Global policing body Interpol announced on Tuesday a pioneering initiative to crack down on trade in fake goods, using an app developed with the help of search giant Google.
The Interpol Global Register (IGR), announced at a Google conference outside Los Angeles, aims to track illicit goods by verifying products through security features, using the scanning app.
"Right now in special areas (like) pharmaceuticals, tobacco products and household goods, a consumer doesn't know what's fake and what's real," Interpol chief Ronald Noble said.
"We came up with this idea that will allow a consumer, a law enforcement officer or a business to scan a code and determine whether or not it can be verified as authentic," he added.
"When scanned, an indicated lights up in green or red.
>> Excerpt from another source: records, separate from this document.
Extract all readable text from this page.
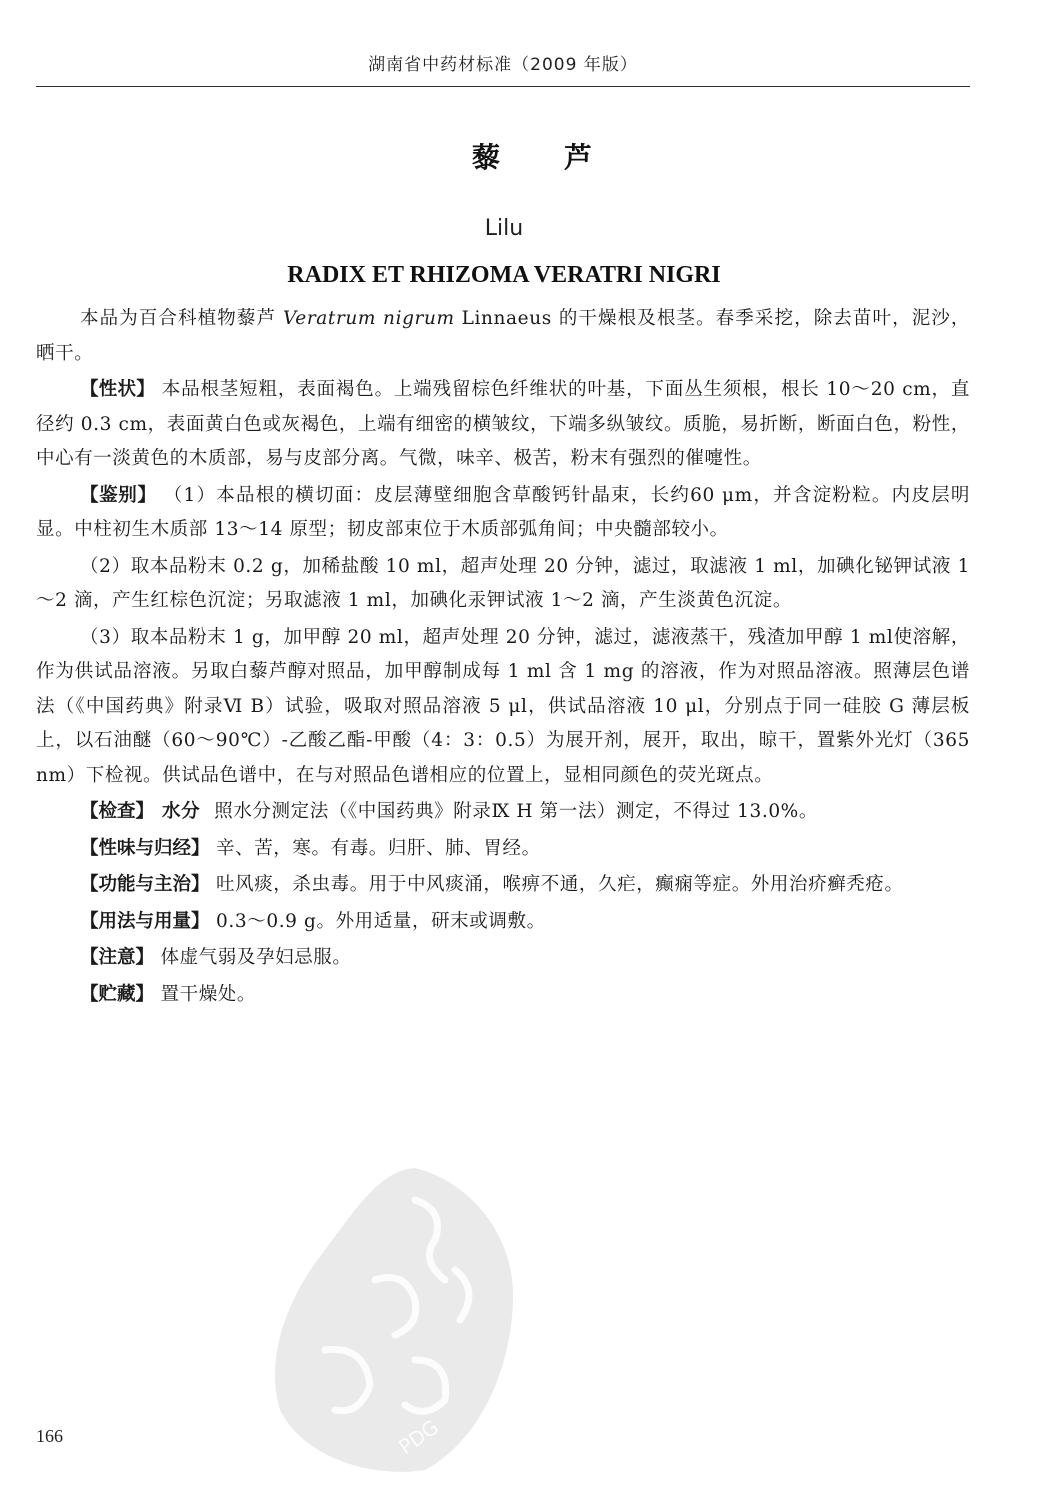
湖南省中药材标准（2009 年版）
藜芦
Lilu
RADIX ET RHIZOMA VERATRI NIGRI

本品为百合科植物藜芦 Veratrum nigrum Linnaeus 的干燥根及根茎。春季采挖，除去苗叶，泥沙，晒干。

【性状】 本品根茎短粗，表面褐色。上端残留棕色纤维状的叶基，下面丛生须根，根长 10～20 cm，直径约 0.3 cm，表面黄白色或灰褐色，上端有细密的横皱纹，下端多纵皱纹。质脆，易折断，断面白色，粉性，中心有一淡黄色的木质部，易与皮部分离。气微，味辛、极苦，粉末有强烈的催嚏性。

【鉴别】 （1）本品根的横切面：皮层薄壁细胞含草酸钙针晶束，长约60 μm，并含淀粉粒。内皮层明显。中柱初生木质部 13～14 原型；韧皮部束位于木质部弧角间；中央髓部较小。

（2）取本品粉末 0.2 g，加稀盐酸 10 ml，超声处理 20 分钟，滤过，取滤液 1 ml，加碘化铋钾试液 1～2 滴，产生红棕色沉淀；另取滤液 1 ml，加碘化汞钾试液 1～2 滴，产生淡黄色沉淀。

（3）取本品粉末 1 g，加甲醇 20 ml，超声处理 20 分钟，滤过，滤液蒸干，残渣加甲醇 1 ml使溶解，作为供试品溶液。另取白藜芦醇对照品，加甲醇制成每 1 ml 含 1 mg 的溶液，作为对照品溶液。照薄层色谱法（《中国药典》附录Ⅵ B）试验，吸取对照品溶液 5 μl，供试品溶液 10 μl，分别点于同一硅胶 G 薄层板上，以石油醚（60～90℃）-乙酸乙酯-甲酸（4：3：0.5）为展开剂，展开，取出，晾干，置紫外光灯（365 nm）下检视。供试品色谱中，在与对照品色谱相应的位置上，显相同颜色的荧光斑点。

【检查】 水分 照水分测定法（《中国药典》附录Ⅸ H 第一法）测定，不得过 13.0%。

【性味与归经】 辛、苦，寒。有毒。归肝、肺、胃经。

【功能与主治】 吐风痰，杀虫毒。用于中风痰涌，喉痹不通，久疟，癫痫等症。外用治疥癣秃疮。

【用法与用量】 0.3～0.9 g。外用适量，研末或调敷。

【注意】 体虚气弱及孕妇忌服。

【贮藏】 置干燥处。

PDG
166
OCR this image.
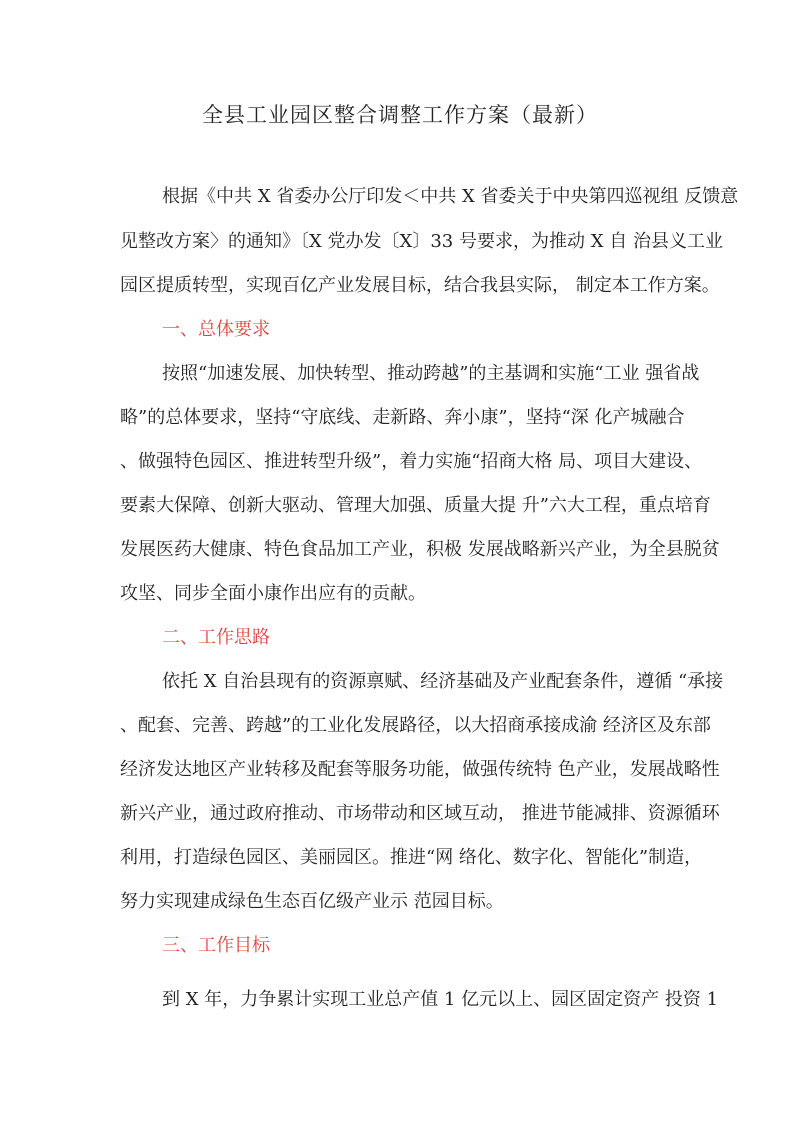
全县工业园区整合调整工作方案（最新）
根据《中共 X 省委办公厅印发＜中共 X 省委关于中央第四巡视组 反馈意
见整改方案〉的通知》〔X 党办发〔X〕33 号要求，为推动 X 自 治县义工业
园区提质转型，实现百亿产业发展目标，结合我县实际， 制定本工作方案。
一、总体要求
按照“加速发展、加快转型、推动跨越”的主基调和实施“工业 强省战
略”的总体要求，坚持“守底线、走新路、奔小康”，坚持“深 化产城融合
、做强特色园区、推进转型升级”，着力实施“招商大格 局、项目大建设、
要素大保障、创新大驱动、管理大加强、质量大提 升”六大工程，重点培育
发展医药大健康、特色食品加工产业，积极 发展战略新兴产业，为全县脱贫
攻坚、同步全面小康作出应有的贡献。
二、工作思路
依托 X 自治县现有的资源禀赋、经济基础及产业配套条件，遵循 “承接
、配套、完善、跨越”的工业化发展路径，以大招商承接成渝 经济区及东部
经济发达地区产业转移及配套等服务功能，做强传统特 色产业，发展战略性
新兴产业，通过政府推动、市场带动和区域互动， 推进节能减排、资源循环
利用，打造绿色园区、美丽园区。推进“网 络化、数字化、智能化”制造，
努力实现建成绿色生态百亿级产业示 范园目标。
三、工作目标
到 X 年，力争累计实现工业总产值 1 亿元以上、园区固定资产 投资 1
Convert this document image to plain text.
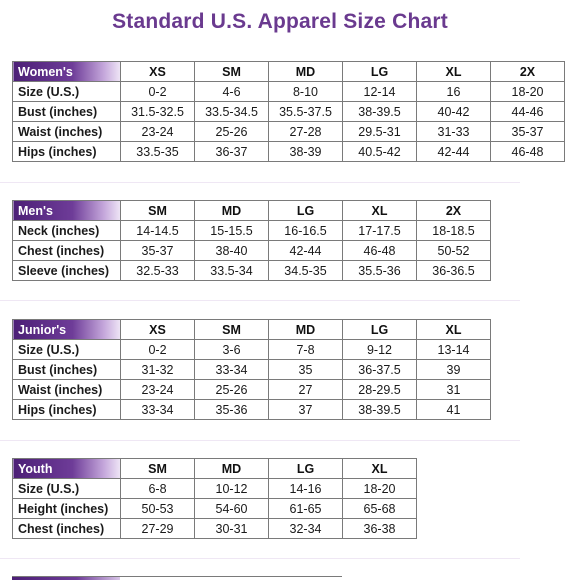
Standard U.S. Apparel Size Chart
Women's	XS	SM	MD	LG	XL	2X
Size (U.S.)	0-2	4-6	8-10	12-14	16	18-20
Bust (inches)	31.5-32.5	33.5-34.5	35.5-37.5	38-39.5	40-42	44-46
Waist (inches)	23-24	25-26	27-28	29.5-31	31-33	35-37
Hips (inches)	33.5-35	36-37	38-39	40.5-42	42-44	46-48
Men's	SM	MD	LG	XL	2X
Neck (inches)	14-14.5	15-15.5	16-16.5	17-17.5	18-18.5
Chest (inches)	35-37	38-40	42-44	46-48	50-52
Sleeve (inches)	32.5-33	33.5-34	34.5-35	35.5-36	36-36.5
Junior's	XS	SM	MD	LG	XL
Size (U.S.)	0-2	3-6	7-8	9-12	13-14
Bust (inches)	31-32	33-34	35	36-37.5	39
Waist (inches)	23-24	25-26	27	28-29.5	31
Hips (inches)	33-34	35-36	37	38-39.5	41
Youth	SM	MD	LG	XL
Size (U.S.)	6-8	10-12	14-16	18-20
Height (inches)	50-53	54-60	61-65	65-68
Chest (inches)	27-29	30-31	32-34	36-38
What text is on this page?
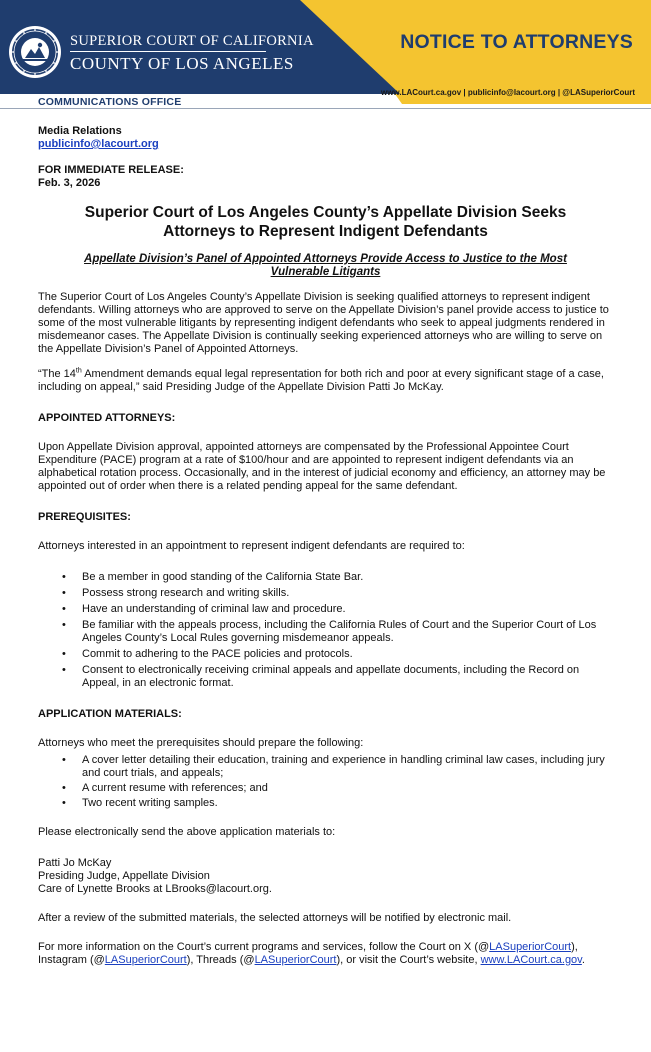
SUPERIOR COURT OF CALIFORNIA
COUNTY OF LOS ANGELES
NOTICE TO ATTORNEYS
www.LACourt.ca.gov | publicinfo@lacourt.org | @LASuperiorCourt
COMMUNICATIONS OFFICE
Media Relations
publicinfo@lacourt.org
FOR IMMEDIATE RELEASE:
Feb. 3, 2026
Superior Court of Los Angeles County’s Appellate Division Seeks Attorneys to Represent Indigent Defendants
Appellate Division’s Panel of Appointed Attorneys Provide Access to Justice to the Most Vulnerable Litigants

The Superior Court of Los Angeles County’s Appellate Division is seeking qualified attorneys to represent indigent defendants. Willing attorneys who are approved to serve on the Appellate Division’s panel provide access to justice to some of the most vulnerable litigants by representing indigent defendants who seek to appeal judgments rendered in misdemeanor cases. The Appellate Division is continually seeking experienced attorneys who are willing to serve on the Appellate Division’s Panel of Appointed Attorneys.

“The 14th Amendment demands equal legal representation for both rich and poor at every significant stage of a case, including on appeal,” said Presiding Judge of the Appellate Division Patti Jo McKay.

APPOINTED ATTORNEYS:

Upon Appellate Division approval, appointed attorneys are compensated by the Professional Appointee Court Expenditure (PACE) program at a rate of $100/hour and are appointed to represent indigent defendants via an alphabetical rotation process. Occasionally, and in the interest of judicial economy and efficiency, an attorney may be appointed out of order when there is a related pending appeal for the same defendant.

PREREQUISITES:

Attorneys interested in an appointment to represent indigent defendants are required to:

• Be a member in good standing of the California State Bar.
• Possess strong research and writing skills.
• Have an understanding of criminal law and procedure.
• Be familiar with the appeals process, including the California Rules of Court and the Superior Court of Los Angeles County’s Local Rules governing misdemeanor appeals.
• Commit to adhering to the PACE policies and protocols.
• Consent to electronically receiving criminal appeals and appellate documents, including the Record on Appeal, in an electronic format.
APPLICATION MATERIALS:

Attorneys who meet the prerequisites should prepare the following:

• A cover letter detailing their education, training and experience in handling criminal law cases, including jury and court trials, and appeals;
• A current resume with references; and
• Two recent writing samples.

Please electronically send the above application materials to:

Patti Jo McKay

Presiding Judge, Appellate Division

Care of Lynette Brooks at LBrooks@lacourt.org.

After a review of the submitted materials, the selected attorneys will be notified by electronic mail.

For more information on the Court’s current programs and services, follow the Court on X (@LASuperiorCourt), Instagram (@LASuperiorCourt), Threads (@LASuperiorCourt), or visit the Court’s website, www.LACourt.ca.gov.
Green means verified, red means not verified."
Google designed the application for Android devices, but Interpol plans versions for Apple, Blackberry and Microsoft.
One of its first users is PharmaSecure, a leader in drug authentication technologies, which currently codes more than a million packets of medicines every day in India alone.
"PharmaSecure is proud to be the first to team up with Interpol to help consumers verify their medicines through the Interpol Global Register initiative," said its co-founder Nathan Sigworth.
Noble explained: "In India what they do is they put unique numbers on packages. The goal is that if the product is supposed to go to country A and it is in country C, when you scan it, it will reflect as non-verified, giving consumer a specific warning.
"At the same time it's being scanned, the country where it was produced knows it's being scanned and can map where the illicit traffic is going."